Lately my days have felt very ordinary. They have not been without activity but in a way I can't totally explain or understand, life seems slower. In our lives there are special days like holidays, holy days, birthdays, and anniversaries. These kinds of days bring attention to special remembrances or celebrations. Most of our lives, however, are made up of ordinary days. Depending on where we are in life and what we are doing, ordinary will mean different things to different people. For me ordinary means days that are basically simple and uncomplicated. They are days where the routines and rituals of my life keep me going when nothing else is pushing or pulling me along. I am generally a happy guy. My life is not perfect and everything doesn't go my way but I am happy more than I am sad. In fact, I don't think I am ever sad. A bad day for me is when I feel bored. My happiness doesn't come from having low expectations about life. My expectations are actually quite high. It may not be apparent to everyone, even those close to me, but I am a dreamer and a romantic. I am usually imaging life as it can be rather than as it usually is most days. I am an optimist and I always believe life will be better even when it isn't.
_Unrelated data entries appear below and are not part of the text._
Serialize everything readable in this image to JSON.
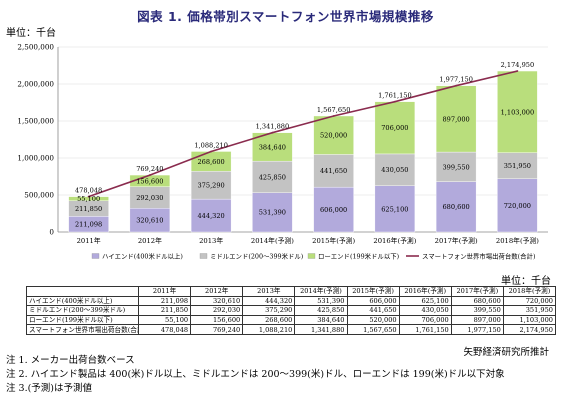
{
  "title": "図表 1. 価格帯別スマートフォン世界市場規模推移",
  "unit_label": "単位：千台",
  "table_unit_label": "単位：千台",
  "source_label": "矢野経済研究所推計",
  "notes": [
    "注 1. メーカー出荷台数ベース",
    "注 2. ハイエンド製品は 400(米)ドル以上、ミドルエンドは 200～399(米)ドル、ローエンドは 199(米)ドル以下対象",
    "注 3.(予測)は予測値"
  ],
  "colors": {
    "high": "#b2aadc",
    "mid": "#c3c3c3",
    "low": "#b9de7c",
    "total_line": "#8a2b4e"
  },
  "chart_data": {
    "type": "bar",
    "stacked": true,
    "categories": [
      "2011年",
      "2012年",
      "2013年",
      "2014年(予測)",
      "2015年(予測)",
      "2016年(予測)",
      "2017年(予測)",
      "2018年(予測)"
    ],
    "series": [
      {
        "name": "ハイエンド(400米ドル以上)",
        "values": [
          211098,
          320610,
          444320,
          531390,
          606000,
          625100,
          680600,
          720000
        ]
      },
      {
        "name": "ミドルエンド(200～399米ドル)",
        "values": [
          211850,
          292030,
          375290,
          425850,
          441650,
          430050,
          399550,
          351950
        ]
      },
      {
        "name": "ローエンド(199米ドル以下)",
        "values": [
          55100,
          156600,
          268600,
          384640,
          520000,
          706000,
          897000,
          1103000
        ]
      },
      {
        "name": "スマートフォン世界市場出荷台数(合計)",
        "type": "line",
        "values": [
          478048,
          769240,
          1088210,
          1341880,
          1567650,
          1761150,
          1977150,
          2174950
        ]
      }
    ],
    "y_ticks": [
      "0",
      "500,000",
      "1,000,000",
      "1,500,000",
      "2,000,000",
      "2,500,000"
    ],
    "ylim": [
      0,
      2500000
    ],
    "xlabel": "",
    "ylabel": "",
    "legend_position": "bottom",
    "table": {
      "headers": [
        "",
        "2011年",
        "2012年",
        "2013年",
        "2014年(予測)",
        "2015年(予測)",
        "2016年(予測)",
        "2017年(予測)",
        "2018年(予測)"
      ],
      "rows": [
        {
          "label": "ハイエンド(400米ドル以上)",
          "values": [
            "211,098",
            "320,610",
            "444,320",
            "531,390",
            "606,000",
            "625,100",
            "680,600",
            "720,000"
          ]
        },
        {
          "label": "ミドルエンド(200～399米ドル)",
          "values": [
            "211,850",
            "292,030",
            "375,290",
            "425,850",
            "441,650",
            "430,050",
            "399,550",
            "351,950"
          ]
        },
        {
          "label": "ローエンド(199米ドル以下)",
          "values": [
            "55,100",
            "156,600",
            "268,600",
            "384,640",
            "520,000",
            "706,000",
            "897,000",
            "1,103,000"
          ]
        },
        {
          "label": "スマートフォン世界市場出荷台数(合計)",
          "values": [
            "478,048",
            "769,240",
            "1,088,210",
            "1,341,880",
            "1,567,650",
            "1,761,150",
            "1,977,150",
            "2,174,950"
          ]
        }
      ]
    }
  }
}
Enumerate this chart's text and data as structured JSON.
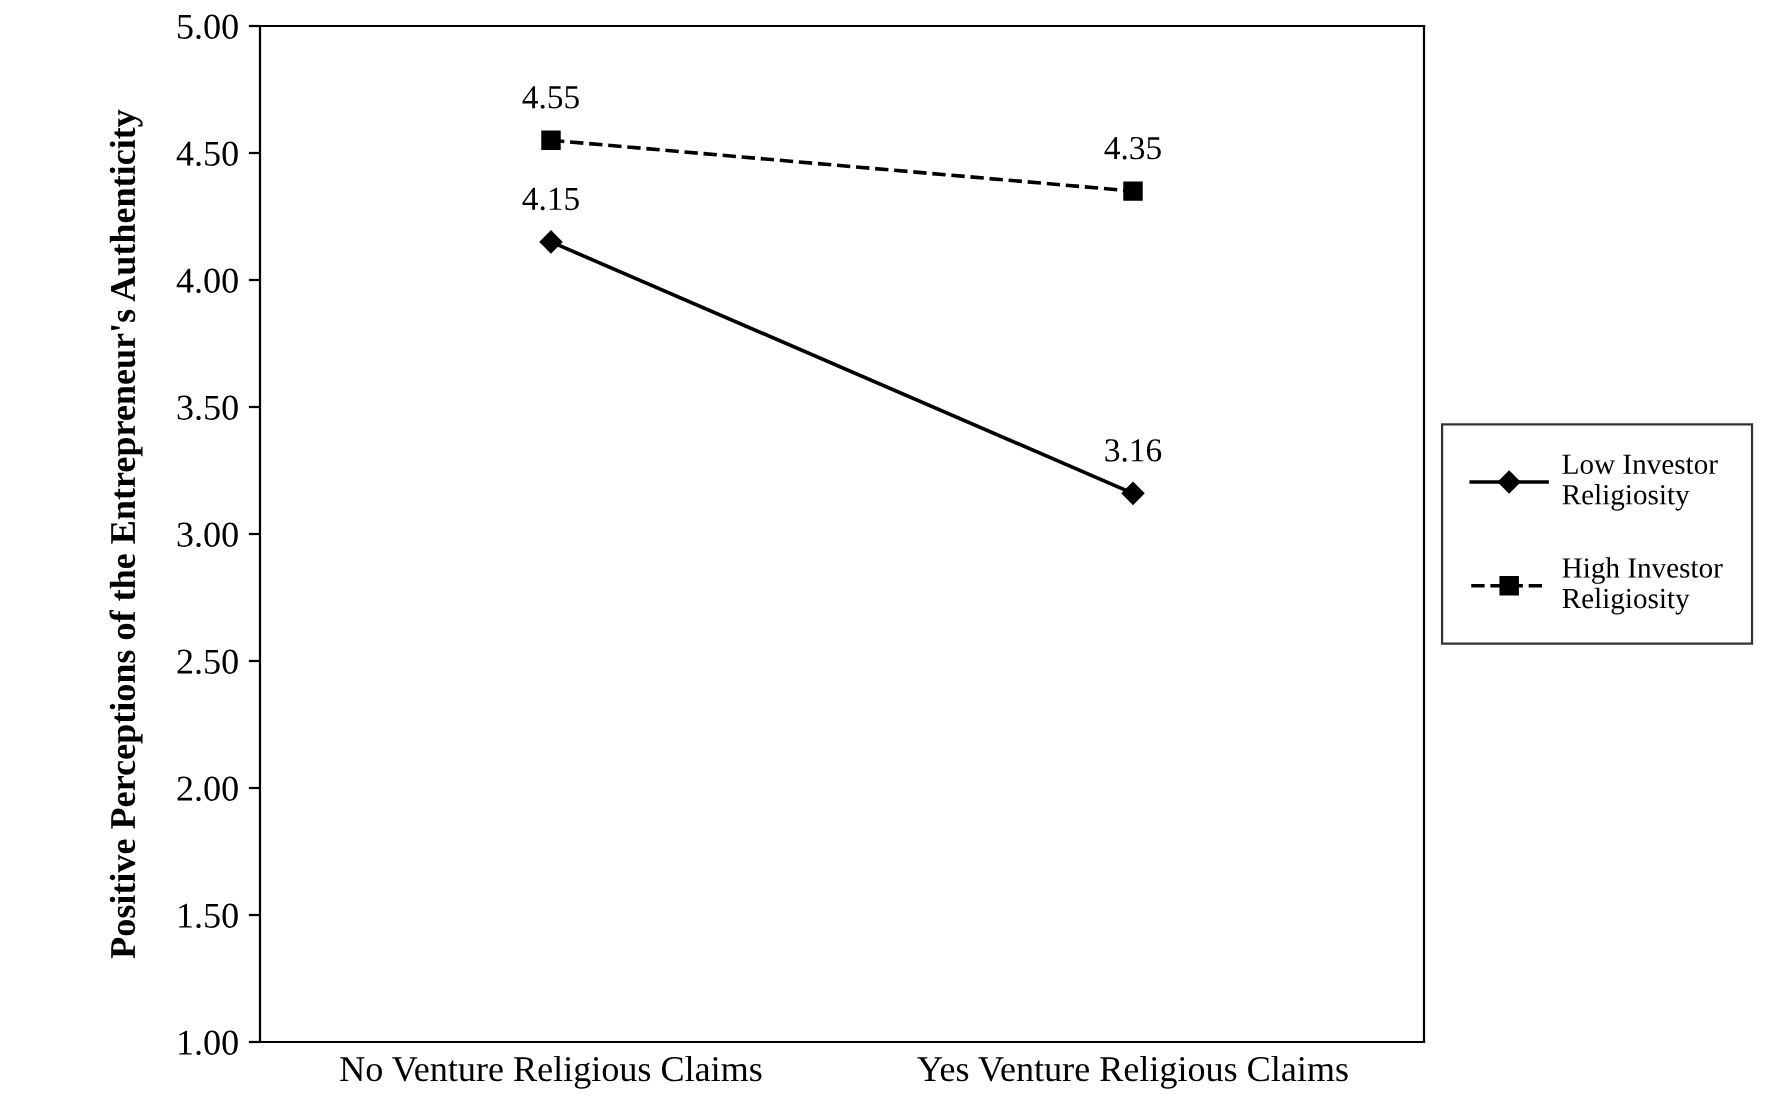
{
  "chart_data": {
    "type": "line",
    "ylabel": "Positive Perceptions of the Entrepreneur's Authenticity",
    "categories": [
      "No Venture Religious Claims",
      "Yes Venture Religious Claims"
    ],
    "series": [
      {
        "name": "Low Investor\nReligiosity",
        "color": "#000000",
        "values": [
          4.15,
          3.16
        ],
        "marker": "diamond",
        "line_style": "solid"
      },
      {
        "name": "High Investor\nReligiosity",
        "color": "#000000",
        "values": [
          4.55,
          4.35
        ],
        "marker": "square",
        "line_style": "dashed"
      }
    ],
    "ylim": [
      1.0,
      5.0
    ],
    "yticks": [
      {
        "value": 1.0,
        "label": "1.00"
      },
      {
        "value": 1.5,
        "label": "1.50"
      },
      {
        "value": 2.0,
        "label": "2.00"
      },
      {
        "value": 2.5,
        "label": "2.50"
      },
      {
        "value": 3.0,
        "label": "3.00"
      },
      {
        "value": 3.5,
        "label": "3.50"
      },
      {
        "value": 4.0,
        "label": "4.00"
      },
      {
        "value": 4.5,
        "label": "4.50"
      },
      {
        "value": 5.0,
        "label": "5.00"
      }
    ],
    "data_labels": true,
    "grid": false,
    "legend": "right"
  }
}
The most dependable source of happiness for me is appreciation and gratitude for the simple and joyful things in life. I like a cool breeze coming in my bedroom window while I sleep. I like early morning when stars fill the sky and there's a full moon while I walk down my driveway for the morning paper. I like sitting in silence and sipping my first cup of coffee. I like the multi colored sky as a new day is beginning and I am walking through the park to my office. I like the laughter of co-workers and lunch with friends. I like the end of my workday when I get in my car, breath a sigh of relief, and turn the ignition key. I like crossing the threshold of my home at the end of a work day. After a shower or a bath, and a change of clothes, I enjoy the solitude of my music room when sounds fill the air and I read my morning paper. I like to make my granddaughter, Chloe, laugh. All these things and more make me happy. They are simple things, ordinary things, and mostly free. Of course, I realize that some of my happiness comes from being older and not having to deal with a lot of things that once filled my life. When I appreciate these simple things and I am grateful for all the good things in my life, I am living well and in the moment.